About the Cannabis Market
When cannabis was legalized for recreational use in California in 2016, only a handful of states had gone through the process of opening the market for marijuana manufacturing, distribution and sales. Today, seven years later, many reports point to the instability of the market and its growth challenges.
Operating a cannabis-related business in today’s market is challenging, and experienced receivers like Douglas Wilson Companies have seen this firsthand throughout one numerous receivership assignments. Because bankruptcy courts operate federally, cannabis companies currently are unable to file for bankruptcy protection. In essence, if cannabis companies are in need of restructuring or workout support, receivership can be a key tool for them to liquidate, recover value and repay debts.
Given the state of the market in California and in other states, expect to see many more of these troubled scenarios on the horizon.
Cannabis Challenges
While the early outlook for cannabis companies was very bright, many of the difficult realities around cannabis operations have since come to light. In large part because marijuana is not legal federally for recreational use, financing is difficult, cash is critical, licensing is challenging and regulations are ever changing.

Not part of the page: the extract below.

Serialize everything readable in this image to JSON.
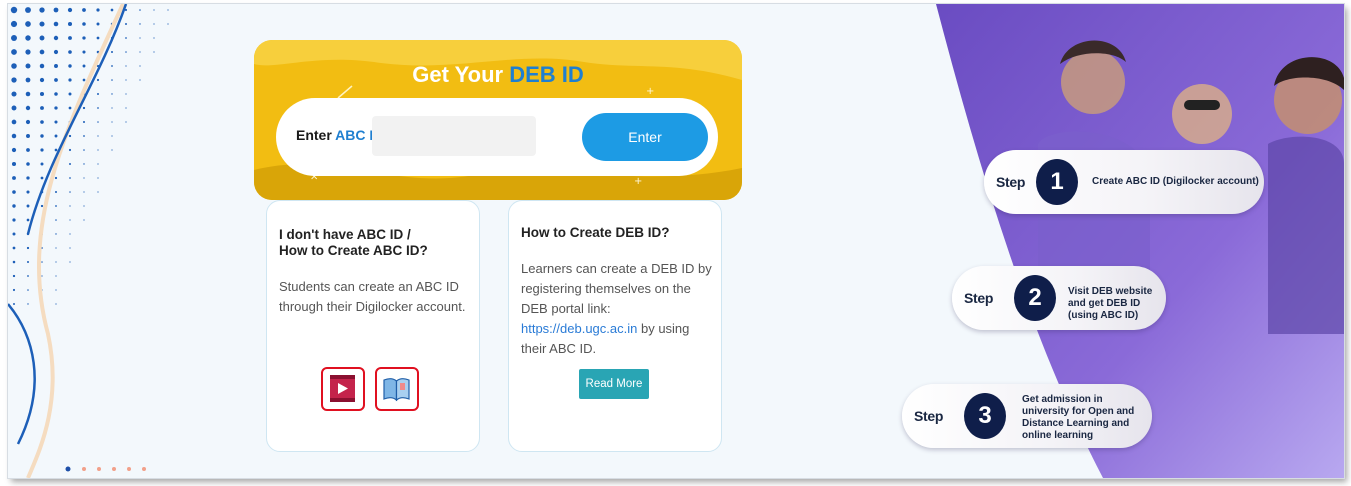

Furthermore, because the cost of operating remains significant, the illicit market for marijuana remains very active, leading to competitive challenges.
Experience is crucial and having a team available that knows the in and outs of the market is an important part of succeeding in today’s cannabis market.
Lessons Learned in Cannabis Receiverships
Throughout DWC’s experience in cannabis receivership assignments, the firm has navigated several challenging areas unique to cannabis companies:
Because recreational cannabis use is not legal federally, traditional financing, including bank financing, is extremely challenging for cannabis sellers to obtain. An experienced receiver like Douglas Wilson Companies has developed relationships with several banks that do business in the cannabis market, and are able to open accounts relatively quickly.
Similarly, most credit card transactions for cannabis purchases are not permitted, which can lead to payment and cash management woes for sellers. An experienced receivers has gained experience with alternative payment systems that function similar to credit and enable consumers to make purchases without cash.
Regulations around cannabis are new and they are ever-changing. It’s important to understand the rules that are specific to operating in each state and city.
Cannabis dispensaries are targets due to their cash on hand, meaning a comprehensive approach to security is essential.
Taxes on cannabis are relatively high compared with many other goods, and while different states levy different taxes, they generally fall into three categories: taxes on the product’s price, taxes on the product’s weight, and taxes on the product’s potency. Many dispensaries face f tax payments backlogs amassed during their early operations. This can lead to cash flow issues when the taxes finally need to be repaid.
Early projections estimated there would be roughly 3,000 legal cannabis sellers in California, yet the actual count is less than half that number. Cannabis operations continue to be challenging — and not as lucrative — as many had anticipated. This will lead to future workout and receivership scenarios.